Unos 4.500 efectivos de la armada de Corea del Sur, a bordo de 29
embarcaciones y 50 aviones, participaron en las maniobras antisubmarino.
Corea del Norte ya había advertido que iba a reaccionar a la muestra de fuerza
del gobierno de Seúl.
Y según la agencia surcoreana de noticias Yonhap, las tropas de Corea del Norte
hicieron más de 100 disparos contra las aguas del Mar Amarillo a eso de las
17:30 hora local (08:30 GMT).
La tensión había aumentado todavía un poco más el fin de semana, cuando se supo
que Corea del Norte capturó un barco pesquero de Corea del Sur que se
había perdido en el Mar del Japón.
Los
tripulantes –cuatro pescadores surcoreanos y tres chinos– fueron interrogados
por una supuesta violación de la zona económica exclusiva norcoreana ,
señaló la guardia costera de Corea del Sur en un comunicado. Y agregó que el
barco era llevado hacia el puerto de Songjin, en el este del país del norte.
El
incidente ocurre en un momento especialmente tenso ya que Corea del Sur lleva a
cabo desde el jueves maniobras militares marítimas en el Mar Amarillo (costa
occidental de la península coreana) que finalizarán este lunes
El régimende Pyongyang amenazó con represalias “físicas” por los
ejercicios militares en los que Seúl intenta poner a prueba su capacidad para
responder a un eventual ataque submarino desde su vecino del norte.
La tensión
creció desde el hundimiento de la corbeta surcoreana Cheonan, el 26 de marzo, en
el que murieron 46 tripulantes. Fue uno de los peores desastres militares de
Corea del Sur desde la guerra coreana de 1950-53.
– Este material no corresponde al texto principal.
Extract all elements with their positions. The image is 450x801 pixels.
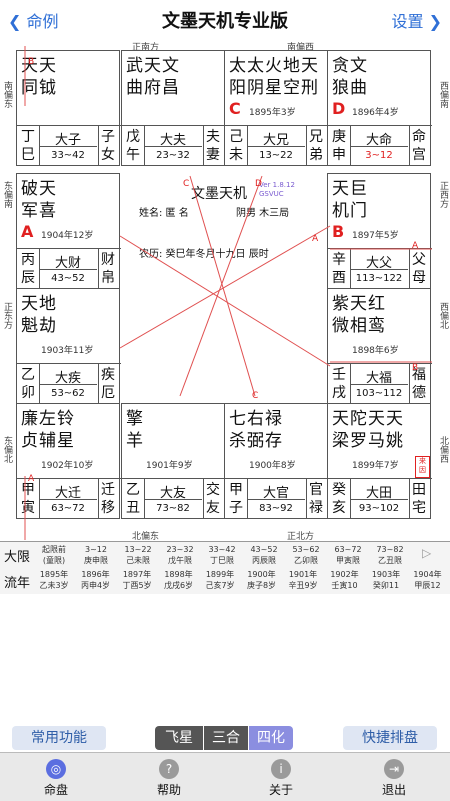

En mayo, una investigación internacional encargada por Seúl anunció que el
naufragio fue causado por un torpedo lanzado desde un submarino norcoreano.
Pyongyang
negó la información, acusó a su vecino de haber “fabricado” pruebas y
afirmó que los dos países estaban “cerca de la guerra”. Días después, rompió sus
relaciones con su vecino del sur y puso en alerta máxima a su ejército.
El incidente del “Cheonan” también motivó a finales de julio cuatro días de
maniobras conjuntas entre Corea del Sur y Estados Unidos en el Mar del Este,
vistas como una demostración de fuerza ante el régimen de Kim Jong-il.
Pyongyang advirtió la semana pasada que “responderá al proyecto de un ataque
marino planeado por el grupo de traidores con una fuerte represalia física” y
aconsejó a los barcos civiles que se mantuvieran alejados de los límites
marinos.
Las dos
Coreas se encuentran en una situación de guerra técnica ya que su
conflicto bélico concluyó con la firma de un armisticio y no de un tratado de
paz, después de que se estallara la guerra el 25 de junio de 1950 cuando el
ejército norcoreano invadió al Sur.
La guerra
dejó más de tres millones de muertos y desaparecidos, así como la división de la
nación coreana, cuya cicatriz que se hace presente en la Zona Desmilitarizada,
la frontera más protegida del mundo.
Además de
650.000 soldados surcoreanos, unos 28.500 soldados estadounidenses están
desplegados en la península coreana como poder disuasorio ante un eventual
ataque del régimen comunista de Corea del Norte.